Río de Janeiro, Brasil | AFP.

La denuncia presentada por el fiscal general Rodrigo Janot contra el presidente Michel Temer y sus principales colaboradores, es una pieza fascinante sobre las convulsiones que en los últimos años conmocionaron a Brasil, involucrando a partidos de izquierda y de derecha y a los mayores grupos empresariales del país. Temer rechazó los cargos y aseguró que se trata de deducciones "llenas de absurdos", de un género al que definió como "realismo fantástico en estado puro".

Estos son algunos de los trechos de la denuncia, resumidos por el Ministerio Público Federal (MPF).

"Según la denuncia, [los imputados] practicaron actos ilícitos a cambio de sobornos mediante la utilización de diversos organismos públicos como Petrobras, Furnas, Caixa Económica, Ministerio de Integración Nacional y Cámara de Diputados". "Michel Temer es acusado de haber actuado como líder de la organización criminal desde mayo de 2016", cuando el PMDB (centroderecha) asumió el gobierno. "También hay una imputación de crimen de obstrucción a la justicia a causa de los pagos indebidos para evitar que (el cambista) Lúcio Funaro firmase un acuerdo de colaboración premiada".

"El núcleo político de la organización era compuesto también por integrantes del PP [derecha] y del PT [izquierda]".

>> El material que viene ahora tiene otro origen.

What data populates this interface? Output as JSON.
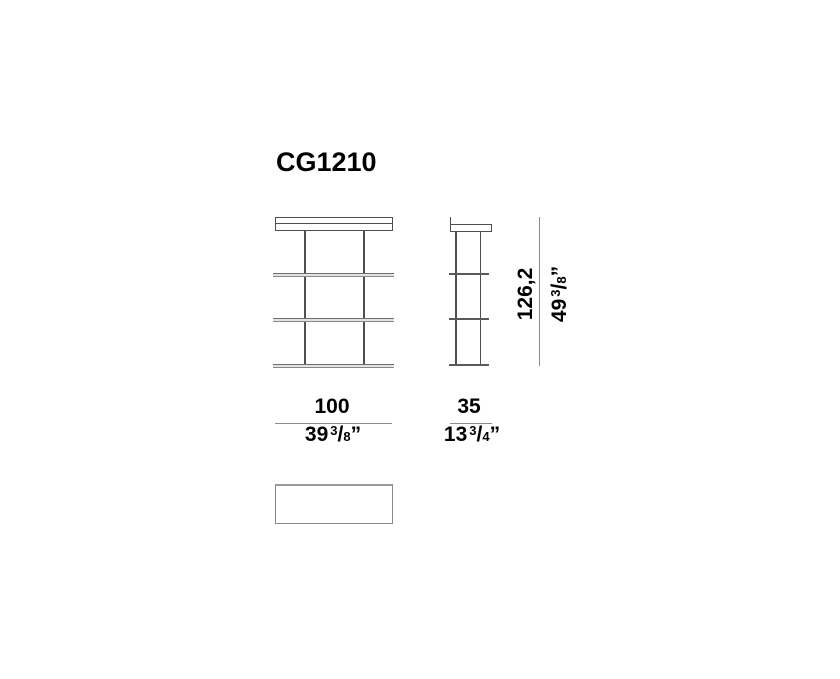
{
  "title": "CG1210",
  "structure": {
    "shelf_levels": 4,
    "posts_per_view": 2,
    "views_shown": [
      "front elevation",
      "side elevation",
      "top plan"
    ]
  },
  "dimensions": {
    "height": {
      "metric": "126,2",
      "imperial_whole": "49",
      "imperial_numerator": "3",
      "fraction_slash": "/",
      "imperial_denominator": "8",
      "inch_mark": "”"
    },
    "width": {
      "metric": "100",
      "imperial_whole": "39",
      "imperial_numerator": "3",
      "fraction_slash": "/",
      "imperial_denominator": "8",
      "inch_mark": "”"
    },
    "depth": {
      "metric": "35",
      "imperial_whole": "13",
      "imperial_numerator": "3",
      "fraction_slash": "/",
      "imperial_denominator": "4",
      "inch_mark": "”"
    }
  },
  "colors": {
    "background": "#ffffff",
    "text": "#000000",
    "structure_line": "#4f4f4f",
    "shelf_edge": "#6f6f6f",
    "shelf_fill": "#e2e2e2",
    "dimension_line": "#8c8c8c"
  }
}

El texto recuerda que hacia 2006, bajo la primera presidencia de Lula da Silva, el PMDB se alió con el PT, debilitado por el escándalo del 'mensalao' (compra de votos de diputados). El PMDB entró en la coalición "a cambio de cargos clave, como la presidencia de Furnas [una empresa de generación y transmisión de energía], de la vicepresidencia de los Fondos del gobierno y de Loterías en la Caixa Económica, del Ministerio de Integración Nacional, de la Dirección internacional de Petrobras, entre otros".

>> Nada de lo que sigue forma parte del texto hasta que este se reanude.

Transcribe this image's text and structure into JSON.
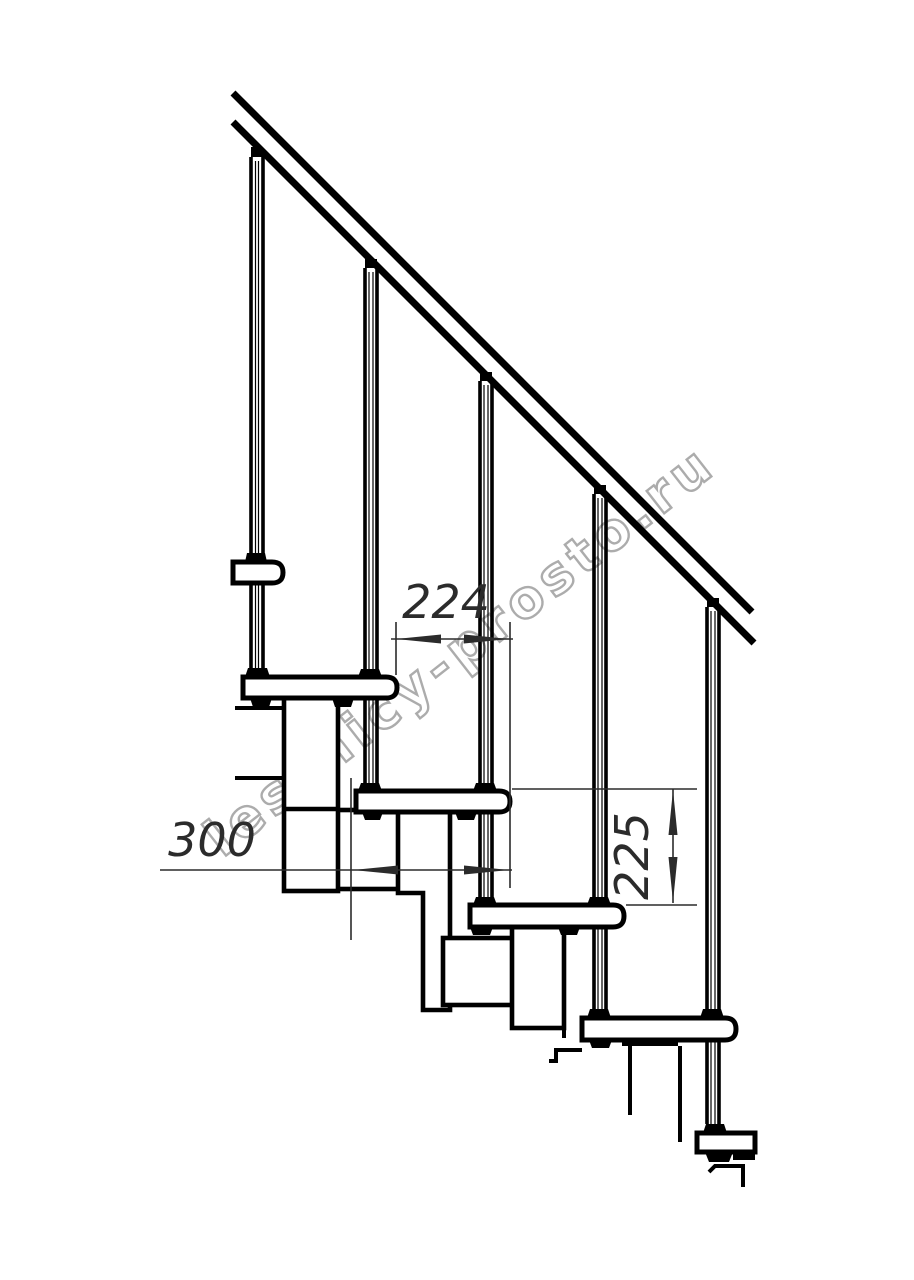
{
  "page": {
    "background": "#ffffff"
  },
  "watermark": {
    "text": "lestnicy-prosto.ru",
    "color": "#a3a3a3"
  },
  "drawing": {
    "description": "Modular staircase side elevation drawing",
    "handrail_count": 1,
    "baluster_count": 5,
    "tread_count": 6,
    "dimensions": [
      {
        "id": "step-run",
        "label": "224"
      },
      {
        "id": "tread-depth",
        "label": "300"
      },
      {
        "id": "step-rise",
        "label": "225"
      }
    ]
  },
  "colors": {
    "line": "#000000",
    "dimension": "#2b2b2b",
    "watermark": "#a3a3a3",
    "background": "#ffffff"
  }
}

"El papel de negociar cargos con los demás miembros del núcleo político de la organización criminal era desempeñado por Michel Temer de manera más estable, por haber sido el gran articulador de la unificación del partido [el PMDB] en torno al gobierno de Lula".

La "organización criminal adquirió un carácter transnacional a través de dos mecanismos de lavado de dinero: transferencias bancarias internacionales, camufladas muchas veces en dos o tres niveles para distanciar la procedencia de los valores; y compra de instituciones financieras con sede en el extranjero…"

Lava Jato y la caída de Rousseff

"En 2015, la relación entre los integrantes del 'PMDB de la Cámara' y la presidenta (de izquierda) Dilma Rousseff estaba fuertemente afectada" y "Eduardo Cunha decidió presentar su candidatura a la presidencia de la Cámara, sin respetar el acuerdo de alternancia entre el PT y el PMDB".

"Los caciques del PMDB pensaban que el gobierno no estaba actuando para bloquear la Operación Lava Jato (que investiga sobornos en Petrobras) porque querían que las investigaciones perjudicasen a los 'pemedebistas'; y los miembros del PT que integraban la organización criminal recelaban que aquellos querían maniobrar para apartar a Dilma y asumir el poder".

Tras el inicio del juicio de destitución que separó a Rousseff del cargo, el 12 de mayo de 2016, Temer asumió la Presidencia y "garantizó espacios relevantes a los líderes del PP y del PMDB que ya pertenecían a la organización criminal".